SNP Justice Secretary Humza Yousaf announced the climbdown as he admitted the proposed law could have led to self-censorship as well as uncertainty over whether legitimate acts of expression were open to prosecution.

He said ministers will amend the Hate Crime Bill to mean a conviction for new offences of "stirring up" hatred would only be possible where it was shown that someone intended to stir up hatred through their actions or behaviour.

The draft legislation currently has a lower threshold covering behaviour "likely to" stir up hatred, whether this was done intentionally or not. 

The move follows months of controversy over the Bill, which critics say threatens freedom of speech.

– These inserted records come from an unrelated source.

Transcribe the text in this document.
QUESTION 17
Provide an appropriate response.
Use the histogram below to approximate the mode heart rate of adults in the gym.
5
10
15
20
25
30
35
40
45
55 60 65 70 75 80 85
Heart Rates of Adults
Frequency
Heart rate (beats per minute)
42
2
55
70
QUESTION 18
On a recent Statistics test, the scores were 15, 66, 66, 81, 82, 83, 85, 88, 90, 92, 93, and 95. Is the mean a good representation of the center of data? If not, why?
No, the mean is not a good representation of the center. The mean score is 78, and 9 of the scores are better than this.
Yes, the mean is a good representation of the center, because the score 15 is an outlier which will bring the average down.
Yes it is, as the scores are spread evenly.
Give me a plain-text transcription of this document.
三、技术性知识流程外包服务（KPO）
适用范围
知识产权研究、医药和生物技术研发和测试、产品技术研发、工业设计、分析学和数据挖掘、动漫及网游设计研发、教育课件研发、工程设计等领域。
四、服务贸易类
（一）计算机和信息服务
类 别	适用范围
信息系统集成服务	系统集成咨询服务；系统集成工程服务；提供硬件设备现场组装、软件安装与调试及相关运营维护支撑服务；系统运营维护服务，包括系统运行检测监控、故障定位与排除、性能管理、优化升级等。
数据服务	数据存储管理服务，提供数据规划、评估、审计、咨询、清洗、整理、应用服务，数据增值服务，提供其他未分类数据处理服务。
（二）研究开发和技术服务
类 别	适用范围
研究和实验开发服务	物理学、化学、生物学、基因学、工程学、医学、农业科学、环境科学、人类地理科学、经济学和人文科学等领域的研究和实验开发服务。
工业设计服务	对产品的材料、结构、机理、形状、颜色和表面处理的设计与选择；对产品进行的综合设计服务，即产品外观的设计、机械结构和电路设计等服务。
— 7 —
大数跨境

But opponents said the change did not go far enough.

Scottish Conservative justice spokesman Liam Kerr MSP said: "The most controversial piece of legislation in Scottish Parliament history won’t be fixed by tinkering around the margins.

“Our fundamental right to freedom of speech remains under threat.”

Among other concerns, he said there is still "no protection for anything said in the privacy of your own home". 

Announcing the move, Mr Yousaf said: “I have listened to and reflected carefully on concerns raised over the Bill, particularly over the operation of the new stirring up hatred offences and concerns that these offences do not require that the accused intended to stir up hatred. 

"I recognise that there is a real risk that if the offences don’t require intent to stir up hatred, people may self-censor their activities through a perception that the operation of this aspect of the offences may be used to prosecute what are entirely legitimate acts of expression.

“The Scottish Government will therefore lodge stage 2 amendments to the Bill to make the new stirring up hatred offences ‘intent only’.

"I hope this fundamental change will provide necessary reassurance that the new stirring up hatred offences strike an appropriate balance between respecting freedom of expression while protecting those impacted by people who set out to stir up hatred in others.

“I am keen to find common ground and will look at other areas of the Bill for possible reform, in doing so we will of course engage with stakeholders and opposition as the Bill goes through the usual parliamentary scrutiny. 

"I am confident that, going forward, the debate around the Bill will help build consensus on how we effectively tackle hate crime and how we can keep working together to ensure Scotland is an inclusive and forward thinking society.”

Mr Yousaf said more than 5,600 hate crimes were reported to prosecutors last year.

As well as the stirring up offences, the Hate Crime Bill updates the characteristics protected in law from hate crimes.

The Faculty of Advocates welcomed the "significant change" announced by Mr Yousaf, but added that concerns remain over freedom of expression. 

Roddy Dunlop, QC, dean of the Faculty, said: "This change, however, will ensure that criminalisation applies only to intentional behaviour, which is consistent with the policy aims of the Bill that Faculty has always supported."

Kate Wallace, chief executive of Victim Support Scotland, said she hoped the move "eases concerns about the implications of the Bill".

She added: "It should allow a renewed focus on its overall purpose: to tackle offending behaviour, and to give the necessary protections for some of Scotland’s most vulnerable people and groups."

Scottish Liberal Democrat justice spokesman Liam McArthur MSP said: "The statement today was a step in the right direction, but is by no means problem solved for the Scottish Government. In light of a marked rise in all forms of hate crime, it is right that Parliament takes steps to ensure our legislation is fit for purpose. 

"But this is a complex area of law and ministers and Parliament need to be alive to the risks."

Justice Committee convener Adam Tomkins welcomed the announcement but said the committee should be able to see the wording of proposed changes before it begins stage one proceedings next month.